Published online Apr 14, 2020. doi: 10.3748/wjg.v26.i14.1628
Peer-review started: December 26, 2019
First decision: February 18, 2020
Revised: March 25, 2020
Accepted: April 1, 2020
Article in press: April 1, 2020
Published online: April 14, 2020
Hepatic portal venous gas (HPVG) is generally recognized as a life-threatening sign in patients with serious intestinal damage. While most of such patients require surgical treatments, some patients can recover without surgery.
We aimed to establish an optimal treatment strategy for HPVG, i.e., how to select surgical or conservative treatments.
We tested accuracy of our original computed tomography (CT)-based selection criteria. Additionally, we found if there were reliable prognostic factors in non-surgical cases.

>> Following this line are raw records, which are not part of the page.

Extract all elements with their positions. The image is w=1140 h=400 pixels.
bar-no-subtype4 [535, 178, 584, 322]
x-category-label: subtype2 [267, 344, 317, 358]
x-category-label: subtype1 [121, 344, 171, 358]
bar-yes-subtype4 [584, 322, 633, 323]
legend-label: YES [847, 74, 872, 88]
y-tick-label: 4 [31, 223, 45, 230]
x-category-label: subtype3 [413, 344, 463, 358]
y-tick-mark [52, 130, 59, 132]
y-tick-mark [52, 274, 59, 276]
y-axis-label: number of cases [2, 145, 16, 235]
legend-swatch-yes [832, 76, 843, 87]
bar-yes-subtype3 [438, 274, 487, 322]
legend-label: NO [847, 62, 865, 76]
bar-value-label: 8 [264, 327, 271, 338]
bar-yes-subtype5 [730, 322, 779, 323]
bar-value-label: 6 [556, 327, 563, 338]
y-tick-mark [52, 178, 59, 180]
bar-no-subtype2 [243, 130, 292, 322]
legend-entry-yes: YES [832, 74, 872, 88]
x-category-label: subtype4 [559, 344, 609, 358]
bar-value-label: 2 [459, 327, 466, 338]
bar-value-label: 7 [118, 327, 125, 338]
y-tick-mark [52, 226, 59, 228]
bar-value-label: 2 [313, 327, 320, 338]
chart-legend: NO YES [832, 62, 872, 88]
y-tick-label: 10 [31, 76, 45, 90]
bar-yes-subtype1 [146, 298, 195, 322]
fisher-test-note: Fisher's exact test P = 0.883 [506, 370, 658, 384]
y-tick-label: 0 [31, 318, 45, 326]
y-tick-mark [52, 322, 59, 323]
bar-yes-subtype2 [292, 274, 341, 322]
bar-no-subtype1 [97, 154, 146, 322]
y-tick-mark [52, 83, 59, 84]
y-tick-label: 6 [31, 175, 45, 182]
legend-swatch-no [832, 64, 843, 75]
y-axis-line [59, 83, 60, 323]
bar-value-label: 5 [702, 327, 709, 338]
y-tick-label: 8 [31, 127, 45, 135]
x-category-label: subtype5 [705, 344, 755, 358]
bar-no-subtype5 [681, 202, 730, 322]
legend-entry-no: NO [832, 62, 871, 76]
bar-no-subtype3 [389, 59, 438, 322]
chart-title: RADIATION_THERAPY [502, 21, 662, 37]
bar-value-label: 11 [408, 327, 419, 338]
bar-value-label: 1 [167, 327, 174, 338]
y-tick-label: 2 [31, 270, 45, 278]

Thirty-four cases of HPVG were included. Surgical indication had been decided by CT findings, including free-air, embolism, lack of contrast enhancement of the intestinal wall, and intestinal pneumatosis. Their clinical findings and treatment outcomes were analyzed separately in the surgical cases and non-surgical cases.
Of eight surgical cases, seven patients (87.5%) survived but one (12.5%) died. All the surgical patients had severe intestinal damage and the necrotic portions were resected. In addition to 14 cases without surgical indication, 12 inoperable cases were defined as non-surgical cases (total 26 cases). Three (25%) of the 12 inoperable patients survived. Only one patient (7%) died among the 14 patients diagnosed as being surgery unnecessary. Comparative analyses of the fatal (n = 10) and recovery (n = 16) cases revealed that ascites, peritoneal irritation signs, and shock were significantly more frequent in the fatal cases. The mortality was 90% if two or all of these three clinical findings were detected.

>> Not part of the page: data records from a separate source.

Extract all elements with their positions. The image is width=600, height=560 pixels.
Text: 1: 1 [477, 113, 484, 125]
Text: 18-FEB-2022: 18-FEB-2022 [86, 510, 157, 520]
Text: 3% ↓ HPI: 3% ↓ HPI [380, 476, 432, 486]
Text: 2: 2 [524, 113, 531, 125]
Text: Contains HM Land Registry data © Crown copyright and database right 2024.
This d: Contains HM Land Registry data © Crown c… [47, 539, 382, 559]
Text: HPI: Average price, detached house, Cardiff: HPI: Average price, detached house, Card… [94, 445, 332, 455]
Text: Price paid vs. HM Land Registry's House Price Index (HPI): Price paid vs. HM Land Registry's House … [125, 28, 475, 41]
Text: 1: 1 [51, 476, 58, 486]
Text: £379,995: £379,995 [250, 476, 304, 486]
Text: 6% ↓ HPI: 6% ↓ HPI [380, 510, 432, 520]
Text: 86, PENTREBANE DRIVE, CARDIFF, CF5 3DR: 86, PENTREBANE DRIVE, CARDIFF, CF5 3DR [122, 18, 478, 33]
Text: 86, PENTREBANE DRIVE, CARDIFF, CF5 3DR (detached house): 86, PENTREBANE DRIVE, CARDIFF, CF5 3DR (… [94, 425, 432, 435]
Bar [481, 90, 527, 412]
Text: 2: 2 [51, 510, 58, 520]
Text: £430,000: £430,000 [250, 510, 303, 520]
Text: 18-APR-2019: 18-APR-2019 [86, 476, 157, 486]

Our CT-based criteria were useful to determine the surgical indication for HPVG patients. In non-surgical cases, ascites, peritoneal irritation signs and shock were closely associated with poor prognoses, and are applicable as predictors of patients’ prognoses.
Our two-step decision and prediction process may be applicable not only for selection of surgical cases but also for considering non-surgical but intensive treatments for such inoperable patients.